I know you can rise above your current feelings of hopelessness because I have seen you do it before, but YOU have to decide that. There are good things in life if one CHOOSES to look for them, acknowledge them and be thankful for them. There can be joy even in the small and mundane things in life.
I wrote back saying that I couldn’t believe I hadn’t managed to explain to her that depression is not just a choice… and let’s not talk about it anymore… then when I was admitted to hospital I emailed my cell number and said I knew her heart was in the right place, that I wasn’t well so hadn’t responded at my best.

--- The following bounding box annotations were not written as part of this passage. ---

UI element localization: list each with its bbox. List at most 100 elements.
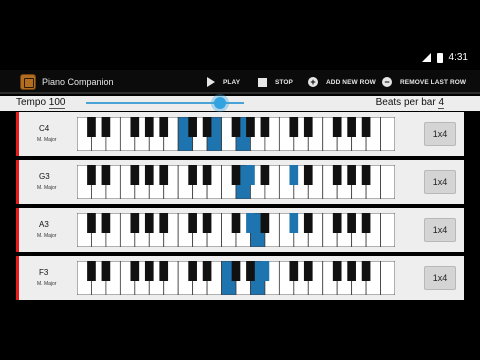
black-key [361,117,371,137]
play-label: PLAY [223,78,241,86]
battery-icon [436,52,443,63]
clock: 4:31 [448,52,468,63]
black-key [347,165,356,185]
white-key [380,213,395,247]
black-key [130,165,140,185]
scale-name: M. Major [37,137,57,143]
repeat-button[interactable]: 1x4 [424,266,456,290]
black-key [144,165,154,185]
black-key [188,213,197,233]
piano-keyboard[interactable] [77,117,395,151]
piano-keyboard[interactable] [77,261,395,295]
black-key [332,213,342,233]
action-bar: Piano Companion PLAY STOP + ADD NEW ROW … [0,70,480,94]
black-key [188,165,197,185]
black-key [144,261,154,281]
white-key [380,261,395,295]
chord-name[interactable]: C4 [39,124,49,133]
chord-row[interactable]: A3 M. Major 1x4 [16,208,464,252]
black-key [246,117,255,137]
black-key [101,117,111,137]
black-key [347,261,356,281]
black-key [303,117,313,137]
black-key [289,165,299,185]
black-key [159,117,169,137]
chord-row[interactable]: C4 M. Major 1x4 [16,112,464,156]
chord-row[interactable]: G3 M. Major 1x4 [16,160,464,204]
black-key [202,213,212,233]
black-key [361,261,371,281]
black-key [347,213,356,233]
black-key [289,213,299,233]
black-key [231,117,241,137]
black-key [87,261,96,281]
black-key [231,165,241,185]
black-key [289,261,299,281]
remove-last-row-button[interactable]: − REMOVE LAST ROW [382,74,466,90]
black-key [332,261,342,281]
black-key [347,117,356,137]
black-key [188,117,197,137]
black-key [159,261,169,281]
app-title: Piano Companion [42,77,114,87]
stop-button[interactable]: STOP [258,74,293,90]
black-key [202,165,212,185]
black-key [231,261,241,281]
black-key [246,261,255,281]
black-key [332,165,342,185]
black-key [260,165,270,185]
tempo-label: Tempo [16,97,47,108]
black-key [289,117,299,137]
black-key [332,117,342,137]
black-key [231,213,241,233]
tempo-control: Tempo 100 [16,97,66,109]
black-key [87,117,96,137]
repeat-button[interactable]: 1x4 [424,170,456,194]
tempo-slider-thumb[interactable] [214,97,227,109]
black-key [101,165,111,185]
scale-name: M. Major [37,281,57,287]
black-key [144,213,154,233]
black-key [303,165,313,185]
remove-last-row-label: REMOVE LAST ROW [400,78,467,86]
tempo-input[interactable]: 100 [48,97,66,109]
status-bar: 4:31 [0,48,480,68]
black-key [130,213,140,233]
black-key [159,165,169,185]
black-key [246,213,255,233]
piano-app-icon[interactable] [20,74,36,90]
play-icon [207,77,215,87]
app-screen: 4:31 Piano Companion PLAY STOP + ADD NEW… [0,0,480,360]
repeat-button[interactable]: 1x4 [424,218,456,242]
add-new-row-label: ADD NEW ROW [326,78,376,86]
black-key [144,117,154,137]
chord-name[interactable]: F3 [39,268,48,277]
beats-label: Beats per bar [375,97,436,108]
black-key [303,213,313,233]
black-key [246,165,255,185]
black-key [303,261,313,281]
play-button[interactable]: PLAY [207,74,240,90]
repeat-button[interactable]: 1x4 [424,122,456,146]
beats-input[interactable]: 4 [438,97,444,109]
white-key [380,117,395,151]
black-key [361,213,371,233]
beats-control: Beats per bar 4 [375,97,444,109]
black-key [87,165,96,185]
piano-keyboard[interactable] [77,213,395,247]
black-key [361,165,371,185]
signal-icon [421,53,431,62]
black-key [202,261,212,281]
chord-name[interactable]: G3 [39,172,50,181]
chord-name[interactable]: A3 [39,220,49,229]
chord-row[interactable]: F3 M. Major 1x4 [16,256,464,300]
black-key [188,261,197,281]
chord-rows: C4 M. Major 1x4 G3 M. Major 1x4 A3 M. Ma… [16,112,464,302]
add-new-row-button[interactable]: + ADD NEW ROW [308,74,376,90]
black-key [202,117,212,137]
plus-circle-icon: + [308,77,318,87]
piano-keyboard[interactable] [77,165,395,199]
black-key [101,213,111,233]
black-key [260,213,270,233]
black-key [130,117,140,137]
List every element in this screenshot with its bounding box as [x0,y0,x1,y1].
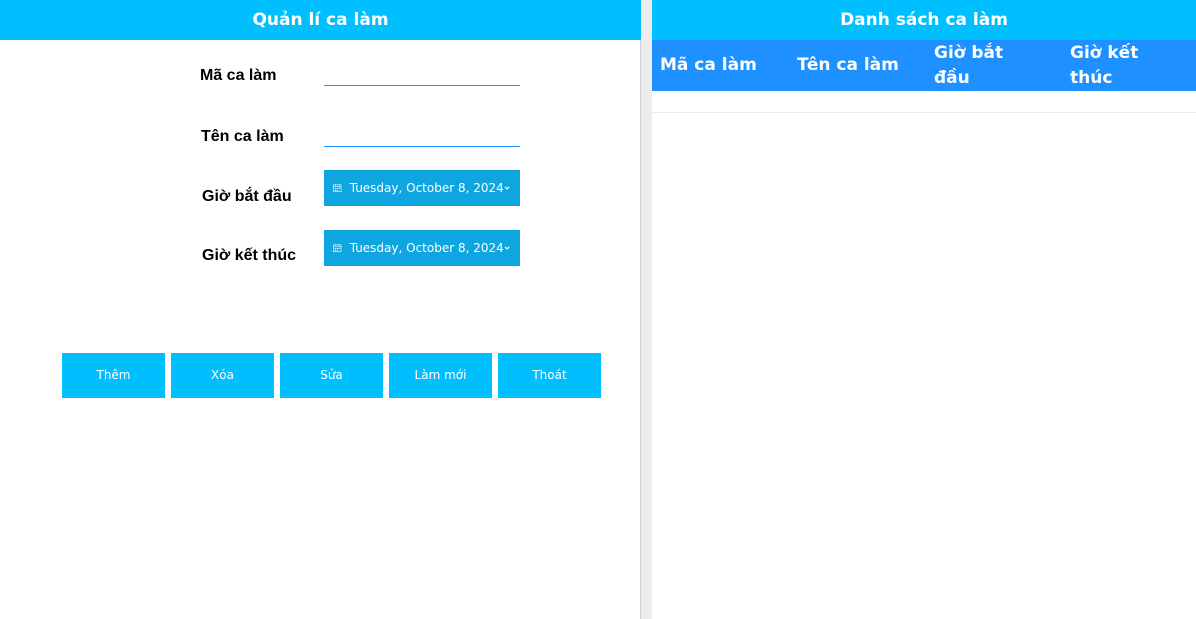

She hasn’t called or emailed, and I sent that yesterday afternoon. So I’m sad and disappointed. And I am not sure how to interpret it — are they busy? They are scared of saying the wrong thing? Be it noted forevermore that just dropping out is the only truly wrong thing you can do with a depressed friend.
On the bright side, one of my long-distance friends called tonight and it made me feel like myself to talk to her. I would actually rather connect more with my long-term long distance friends than have most people visit in person, because then there is a kind of pressure to hold up my end that doesn’t seem worth the trouble.